Exxaro envisaged a project to build two roads in Limpopo that would drastically improve the lives of communities from 14 villages by providing access to major provincial roads and business hubs, as well as provide other benefits such as skills development and job creation.
In 2014, Zutari was appointed to undertake a prefeasibility study for the construction of the roads, namely the 33.5 km Northern Link from Rietfontein to Letlora, and the 14.1 km Southern Link from Kiti to Abbotspoort.
The study had to include an environmental screening, road design options and costing, and engagement with affected communities to determine potential benefits through labour-intensive construction (LIC) methods and local economic development (LED) opportunities.

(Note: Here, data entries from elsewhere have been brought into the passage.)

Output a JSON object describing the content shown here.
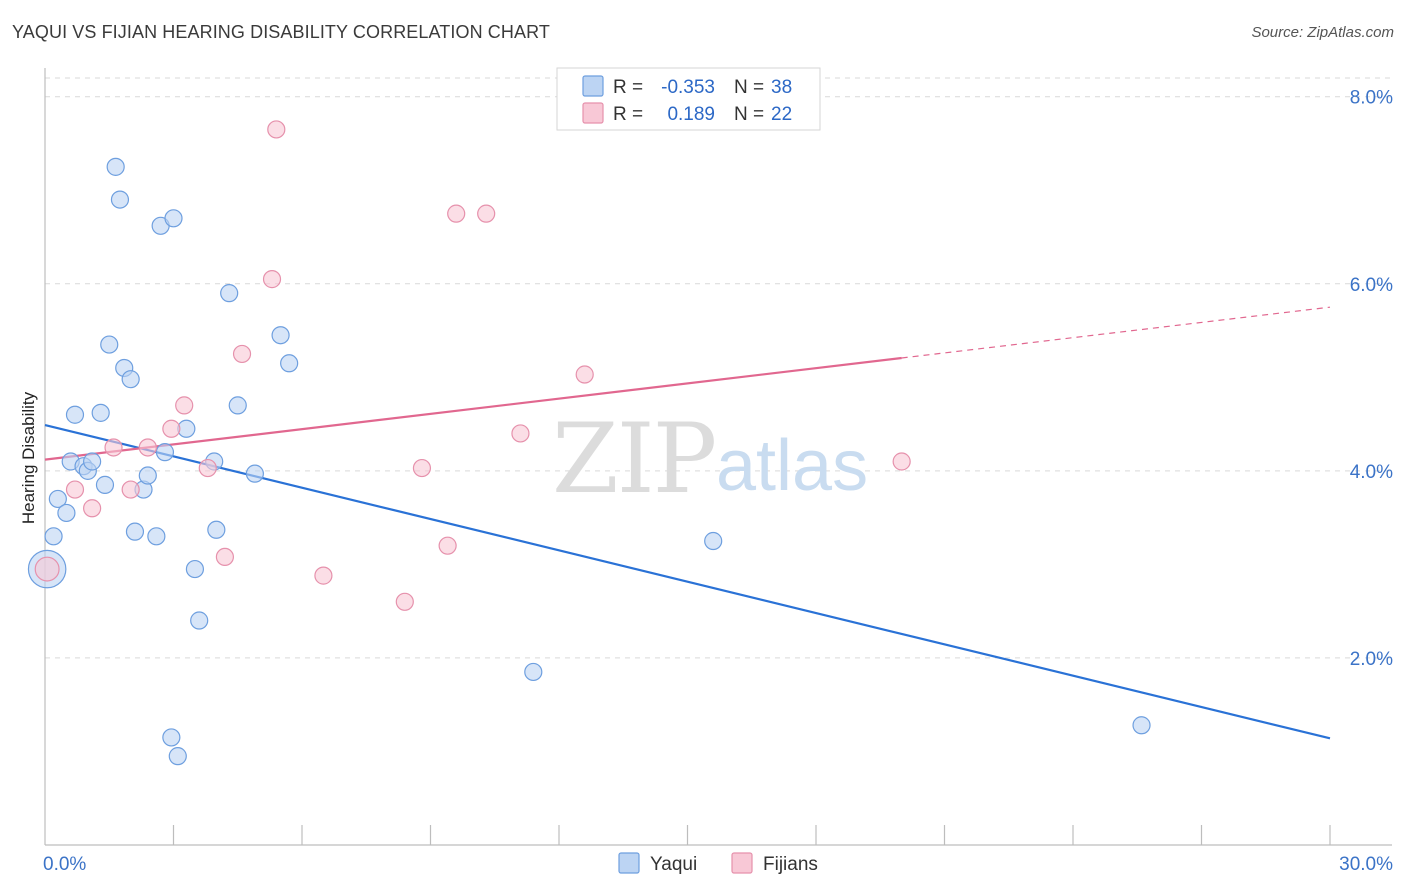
{
  "title": "YAQUI VS FIJIAN HEARING DISABILITY CORRELATION CHART",
  "source": "Source: ZipAtlas.com",
  "watermark": {
    "zip": "ZIP",
    "atlas": "atlas"
  },
  "colors": {
    "yaqui_fill": "#bcd4f3",
    "yaqui_stroke": "#6e9fdf",
    "yaqui_line": "#2a72d6",
    "fijians_fill": "#f8c8d6",
    "fijians_stroke": "#e691ac",
    "fijians_line": "#e1678f",
    "grid": "#d9d9d9",
    "tick_text": "#3b73c7"
  },
  "legend": {
    "rows": [
      {
        "series": "Yaqui",
        "r_label": "R =",
        "r_value": "-0.353",
        "n_label": "N =",
        "n_value": "38"
      },
      {
        "series": "Fijians",
        "r_label": "R =",
        "r_value": "0.189",
        "n_label": "N =",
        "n_value": "22"
      }
    ]
  },
  "chart_data": {
    "type": "scatter",
    "title": "YAQUI VS FIJIAN HEARING DISABILITY CORRELATION CHART",
    "xlabel": "",
    "ylabel": "Hearing Disability",
    "xlim": [
      0,
      30
    ],
    "ylim": [
      0,
      8.2
    ],
    "x_tick_labels": [
      {
        "value": 0,
        "label": "0.0%"
      },
      {
        "value": 30,
        "label": "30.0%"
      }
    ],
    "y_ticks": [
      {
        "value": 2,
        "label": "2.0%"
      },
      {
        "value": 4,
        "label": "4.0%"
      },
      {
        "value": 6,
        "label": "6.0%"
      },
      {
        "value": 8,
        "label": "8.0%"
      }
    ],
    "x_minor_ticks": [
      3,
      6,
      9,
      12,
      15,
      18,
      21,
      24,
      27,
      30
    ],
    "grid": true,
    "series": [
      {
        "name": "Yaqui",
        "points": [
          [
            0.05,
            2.95,
            2.2
          ],
          [
            0.2,
            3.3,
            1
          ],
          [
            0.3,
            3.7,
            1
          ],
          [
            0.5,
            3.55,
            1
          ],
          [
            0.6,
            4.1,
            1
          ],
          [
            0.7,
            4.6,
            1
          ],
          [
            0.9,
            4.05,
            1
          ],
          [
            1.0,
            4.0,
            1
          ],
          [
            1.1,
            4.1,
            1
          ],
          [
            1.3,
            4.62,
            1
          ],
          [
            1.4,
            3.85,
            1
          ],
          [
            1.5,
            5.35,
            1
          ],
          [
            1.65,
            7.25,
            1
          ],
          [
            1.75,
            6.9,
            1
          ],
          [
            1.85,
            5.1,
            1
          ],
          [
            2.0,
            4.98,
            1
          ],
          [
            2.1,
            3.35,
            1
          ],
          [
            2.3,
            3.8,
            1
          ],
          [
            2.4,
            3.95,
            1
          ],
          [
            2.6,
            3.3,
            1
          ],
          [
            2.7,
            6.62,
            1
          ],
          [
            2.8,
            4.2,
            1
          ],
          [
            2.95,
            1.15,
            1
          ],
          [
            3.0,
            6.7,
            1
          ],
          [
            3.1,
            0.95,
            1
          ],
          [
            3.3,
            4.45,
            1
          ],
          [
            3.5,
            2.95,
            1
          ],
          [
            3.6,
            2.4,
            1
          ],
          [
            3.95,
            4.1,
            1
          ],
          [
            4.0,
            3.37,
            1
          ],
          [
            4.3,
            5.9,
            1
          ],
          [
            4.5,
            4.7,
            1
          ],
          [
            4.9,
            3.97,
            1
          ],
          [
            5.5,
            5.45,
            1
          ],
          [
            5.7,
            5.15,
            1
          ],
          [
            15.6,
            3.25,
            1
          ],
          [
            11.4,
            1.85,
            1
          ],
          [
            25.6,
            1.28,
            1
          ]
        ],
        "trendline": {
          "x0": 0,
          "y0": 4.49,
          "x1": 30,
          "y1": 1.14,
          "dashed_from_x": null
        }
      },
      {
        "name": "Fijians",
        "points": [
          [
            0.05,
            2.95,
            1.4
          ],
          [
            0.7,
            3.8,
            1
          ],
          [
            1.1,
            3.6,
            1
          ],
          [
            1.6,
            4.25,
            1
          ],
          [
            2.0,
            3.8,
            1
          ],
          [
            2.4,
            4.25,
            1
          ],
          [
            2.95,
            4.45,
            1
          ],
          [
            3.25,
            4.7,
            1
          ],
          [
            3.8,
            4.03,
            1
          ],
          [
            4.2,
            3.08,
            1
          ],
          [
            4.6,
            5.25,
            1
          ],
          [
            5.3,
            6.05,
            1
          ],
          [
            5.4,
            7.65,
            1
          ],
          [
            6.5,
            2.88,
            1
          ],
          [
            8.4,
            2.6,
            1
          ],
          [
            8.8,
            4.03,
            1
          ],
          [
            9.4,
            3.2,
            1
          ],
          [
            9.6,
            6.75,
            1
          ],
          [
            10.3,
            6.75,
            1
          ],
          [
            11.1,
            4.4,
            1
          ],
          [
            12.6,
            5.03,
            1
          ],
          [
            20.0,
            4.1,
            1
          ]
        ],
        "trendline": {
          "x0": 0,
          "y0": 4.12,
          "x1": 30,
          "y1": 5.75,
          "dashed_from_x": 20.0
        }
      }
    ]
  },
  "bottom_legend": [
    {
      "label": "Yaqui"
    },
    {
      "label": "Fijians"
    }
  ]
}
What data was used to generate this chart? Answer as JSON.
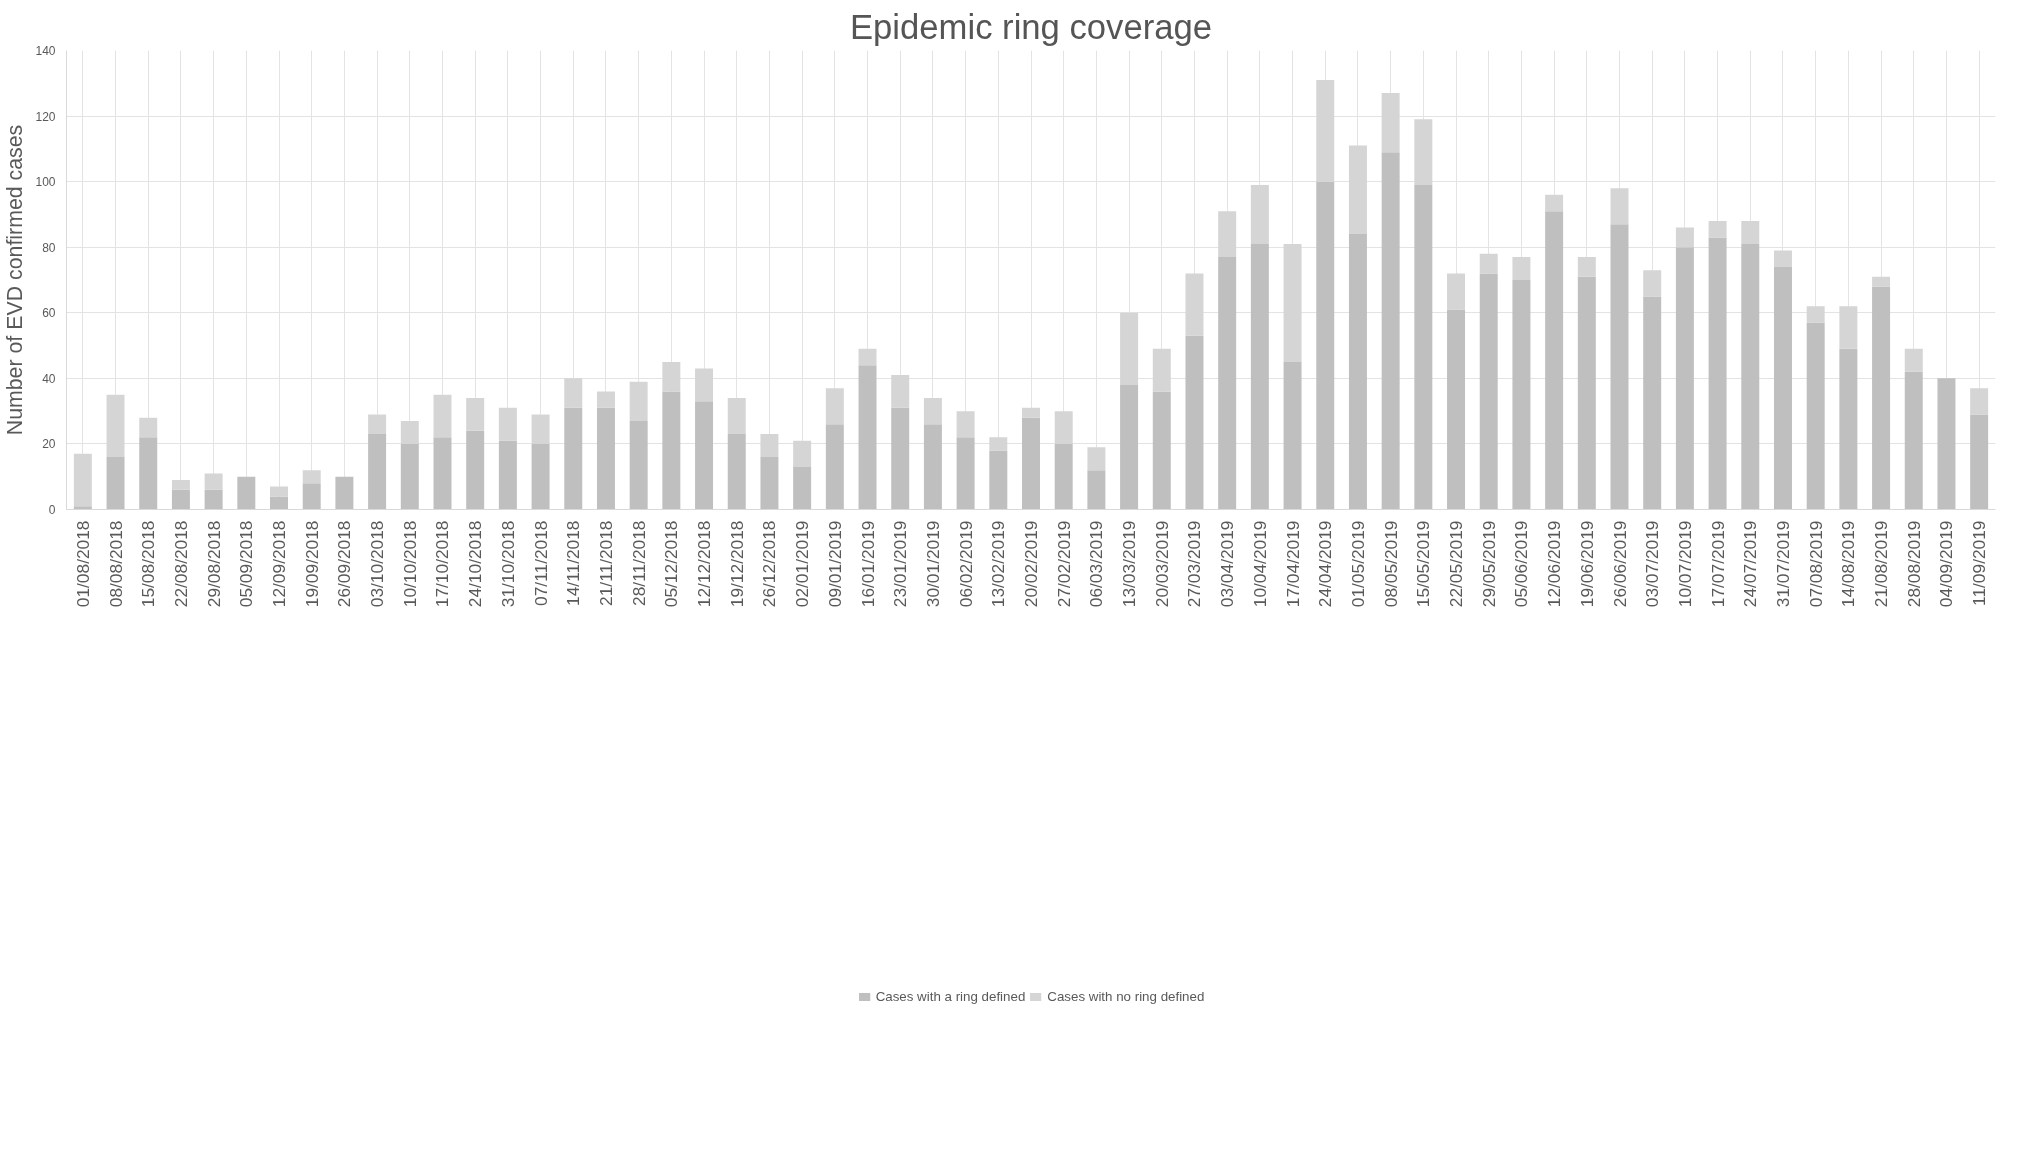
{
  "chart_data": {
    "type": "bar",
    "title": "Epidemic ring coverage",
    "ylabel": "Number of EVD confirmed cases",
    "categories": [
      "01/08/2018",
      "08/08/2018",
      "15/08/2018",
      "22/08/2018",
      "29/08/2018",
      "05/09/2018",
      "12/09/2018",
      "19/09/2018",
      "26/09/2018",
      "03/10/2018",
      "10/10/2018",
      "17/10/2018",
      "24/10/2018",
      "31/10/2018",
      "07/11/2018",
      "14/11/2018",
      "21/11/2018",
      "28/11/2018",
      "05/12/2018",
      "12/12/2018",
      "19/12/2018",
      "26/12/2018",
      "02/01/2019",
      "09/01/2019",
      "16/01/2019",
      "23/01/2019",
      "30/01/2019",
      "06/02/2019",
      "13/02/2019",
      "20/02/2019",
      "27/02/2019",
      "06/03/2019",
      "13/03/2019",
      "20/03/2019",
      "27/03/2019",
      "03/04/2019",
      "10/04/2019",
      "17/04/2019",
      "24/04/2019",
      "01/05/2019",
      "08/05/2019",
      "15/05/2019",
      "22/05/2019",
      "29/05/2019",
      "05/06/2019",
      "12/06/2019",
      "19/06/2019",
      "26/06/2019",
      "03/07/2019",
      "10/07/2019",
      "17/07/2019",
      "24/07/2019",
      "31/07/2019",
      "07/08/2019",
      "14/08/2019",
      "21/08/2019",
      "28/08/2019",
      "04/09/2019",
      "11/09/2019"
    ],
    "stacked": true,
    "series": [
      {
        "name": "Cases with a ring defined",
        "color": "#bfbfbf",
        "values": [
          1,
          16,
          22,
          6,
          6,
          10,
          4,
          8,
          10,
          23,
          20,
          22,
          24,
          21,
          20,
          31,
          31,
          27,
          36,
          33,
          23,
          16,
          13,
          26,
          44,
          31,
          26,
          22,
          18,
          28,
          20,
          12,
          38,
          36,
          53,
          77,
          81,
          45,
          100,
          84,
          109,
          99,
          61,
          72,
          70,
          91,
          71,
          87,
          65,
          80,
          83,
          81,
          74,
          57,
          49,
          68,
          42,
          40,
          29
        ]
      },
      {
        "name": "Cases with no ring defined",
        "color": "#d5d5d5",
        "values": [
          16,
          19,
          6,
          3,
          5,
          0,
          3,
          4,
          0,
          6,
          7,
          13,
          10,
          10,
          9,
          9,
          5,
          12,
          9,
          10,
          11,
          7,
          8,
          11,
          5,
          10,
          8,
          8,
          4,
          3,
          10,
          7,
          22,
          13,
          19,
          14,
          18,
          36,
          31,
          27,
          18,
          20,
          11,
          6,
          7,
          5,
          6,
          11,
          8,
          6,
          5,
          7,
          5,
          5,
          13,
          3,
          7,
          0,
          8
        ]
      }
    ],
    "ylim": [
      0,
      140
    ],
    "yticks": [
      0,
      20,
      40,
      60,
      80,
      100,
      120,
      140
    ],
    "grid": true,
    "legend": "bottom"
  }
}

Early community involvement
Stakeholder engagement was critical during the design phase of the project. A community project steering committee was formed, which comprised 14 project steering committee members, three community liaison officers, and a secretary to handle everything from community member input to conflict resolution and open communication.
The design phase saw the development of a range of involvement and upskilling opportunities:
- Forty community members were employed
- Nine unemployed engineering or business management graduates from surrounding communities were on-boarded by Zutari to assist with laboratory work and administration
- Twenty-eight pedestrian safety officers received safety and basic life skills training and were employed to educate local people, particularly children, in road safety
In 2016, Exxaro’s vision began to take shape through an unprecedented joint venture between public and private sectors. They subsequently embarked on a journey with Roads Agency Limpopo (RAL), the Lephalale Local Municipality and Zutari to design and construct the two roads in the Ga-Seleka Road Upgrade Project.
Focus on sustainable development
During construction, residents and businesses were used to provide some of the skills and resources, where possible community members were upskilled, and LED opportunities created. Boreholes were used to provide water for the communities’ use during construction, and groves of trees were planted in schools and public spaces. It was a huge internal collaborative effort from Zutari, involving 87 staff members from four of the company’s offices in South Africa. Notably, 44% of the technical project team was female.
This unique partnership will hopefully create a model that could be replicated in other parts of South Africa to continue the upliftment and development of rural communities.
The project was a 2017 CESA AON Award nomination.